Neurobehavioral signatures, such as cortical hyperexcitability, thalamo-cortical dysrhythmia, and pulvinar dysfunction, appear to drive the persistent visual misperceptions in Visual Snow Syndrome (VSS). We propose that heightened perceptual uncertaintyand impaired metacognitive monitoring perpetuate these disturbances and formalize these processes within different frameworks (predictive coding, signal detection theory, and attentional control).

By clarifying these mechanisms, we aim to inform targeted interventions that could address this currently untreatable condition.

Introduction

Patients with Visual Snow Syndrome (VSS) experience a persistent, static-like flickering across the entire visual field, often referred to as “visual snow”, alongside additional disturbances such as enhanced entoptic phenomena (e.g., floaters), palinopsia, photophobia, and nyctalopia. These symptoms occur without detectable structural lesions to the visual system [1–4].

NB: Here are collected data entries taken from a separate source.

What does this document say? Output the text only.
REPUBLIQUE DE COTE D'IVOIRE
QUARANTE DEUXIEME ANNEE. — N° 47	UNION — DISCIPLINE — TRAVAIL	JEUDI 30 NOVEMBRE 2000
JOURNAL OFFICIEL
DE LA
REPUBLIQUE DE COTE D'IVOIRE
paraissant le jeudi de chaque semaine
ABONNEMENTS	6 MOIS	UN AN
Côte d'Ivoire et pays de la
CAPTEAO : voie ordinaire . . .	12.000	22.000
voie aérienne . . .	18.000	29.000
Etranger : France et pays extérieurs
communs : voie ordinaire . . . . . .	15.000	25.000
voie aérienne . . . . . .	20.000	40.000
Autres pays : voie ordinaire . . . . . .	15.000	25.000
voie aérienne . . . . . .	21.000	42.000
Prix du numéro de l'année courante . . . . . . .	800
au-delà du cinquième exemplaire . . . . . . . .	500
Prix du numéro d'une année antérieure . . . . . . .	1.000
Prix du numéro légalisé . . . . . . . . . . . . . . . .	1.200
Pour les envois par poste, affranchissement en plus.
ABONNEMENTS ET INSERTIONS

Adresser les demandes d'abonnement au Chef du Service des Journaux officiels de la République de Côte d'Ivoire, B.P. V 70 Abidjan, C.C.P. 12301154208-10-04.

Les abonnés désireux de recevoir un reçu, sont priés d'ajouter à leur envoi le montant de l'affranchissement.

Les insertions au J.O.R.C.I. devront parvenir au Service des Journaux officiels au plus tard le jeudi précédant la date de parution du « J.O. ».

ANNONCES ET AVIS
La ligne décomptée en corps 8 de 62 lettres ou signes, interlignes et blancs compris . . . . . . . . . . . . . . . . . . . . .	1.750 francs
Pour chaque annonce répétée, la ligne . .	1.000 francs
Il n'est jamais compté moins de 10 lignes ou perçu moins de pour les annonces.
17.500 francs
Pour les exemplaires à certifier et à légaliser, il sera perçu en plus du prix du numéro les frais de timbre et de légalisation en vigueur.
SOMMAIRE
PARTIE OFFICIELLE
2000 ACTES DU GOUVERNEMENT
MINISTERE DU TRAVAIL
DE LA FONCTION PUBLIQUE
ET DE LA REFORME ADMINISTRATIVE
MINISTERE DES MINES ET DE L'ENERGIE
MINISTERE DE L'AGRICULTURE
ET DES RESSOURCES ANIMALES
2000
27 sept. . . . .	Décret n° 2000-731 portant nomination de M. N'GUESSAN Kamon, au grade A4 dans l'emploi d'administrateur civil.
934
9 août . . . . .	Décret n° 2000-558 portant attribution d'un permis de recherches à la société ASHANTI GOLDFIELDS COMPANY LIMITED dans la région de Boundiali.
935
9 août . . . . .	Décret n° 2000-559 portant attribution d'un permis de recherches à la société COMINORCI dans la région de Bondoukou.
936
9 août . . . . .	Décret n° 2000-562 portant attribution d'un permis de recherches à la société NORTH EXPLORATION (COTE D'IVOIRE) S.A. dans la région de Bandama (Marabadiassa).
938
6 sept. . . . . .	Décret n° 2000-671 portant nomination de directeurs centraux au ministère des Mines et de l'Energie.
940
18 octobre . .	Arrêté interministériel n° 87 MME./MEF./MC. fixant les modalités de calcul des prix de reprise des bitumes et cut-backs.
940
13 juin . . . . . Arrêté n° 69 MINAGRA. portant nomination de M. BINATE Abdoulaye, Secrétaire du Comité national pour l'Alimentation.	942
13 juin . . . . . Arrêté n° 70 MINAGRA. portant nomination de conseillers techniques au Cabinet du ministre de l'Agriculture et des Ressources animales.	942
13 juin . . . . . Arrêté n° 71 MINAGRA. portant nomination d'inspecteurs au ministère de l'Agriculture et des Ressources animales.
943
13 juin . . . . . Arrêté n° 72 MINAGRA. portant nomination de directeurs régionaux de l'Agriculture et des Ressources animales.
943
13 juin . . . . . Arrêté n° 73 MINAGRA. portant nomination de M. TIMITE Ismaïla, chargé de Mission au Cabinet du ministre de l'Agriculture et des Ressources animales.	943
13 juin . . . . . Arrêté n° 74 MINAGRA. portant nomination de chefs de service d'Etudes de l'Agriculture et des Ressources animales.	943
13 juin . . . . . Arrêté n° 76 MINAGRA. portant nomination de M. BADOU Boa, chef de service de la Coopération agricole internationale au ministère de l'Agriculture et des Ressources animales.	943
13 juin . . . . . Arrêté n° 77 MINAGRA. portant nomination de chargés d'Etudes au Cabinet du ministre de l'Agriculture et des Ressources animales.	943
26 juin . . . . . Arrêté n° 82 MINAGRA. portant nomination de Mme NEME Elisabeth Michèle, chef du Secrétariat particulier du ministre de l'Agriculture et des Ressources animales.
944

Despite clear diagnostic criteria (ICHD-3), the pathophysiological mechanisms of VSS remain poorly understood, and no effective treatment options are available [5]. We propose that perceptual uncertainty, an inability to reliably distinguish relevant signals from sensory noise, underlies the visual misperceptions in VSS. Moreover, we hypothesize that impaired metacognition, disrupted self-monitoring, and confidence assessment may contribute to the chronification of these symptoms.

When perceptual processing fails to correct noisy inputs, patients can experience ongoing misinterpretations and a persistent sense of visual overload.

By first describing the neural underpinnings that produce perceptual uncertainty in VSS, applying these formal models, and finally showing how metacognitive dysfunction may perpetuate symptoms, we hope to offer a comprehensive hypothetical perspective on VSS.

We conclude by discussing potential clinical implications, including how training metacognitive abilities might alleviate the disorder’s hallmark misperceptions.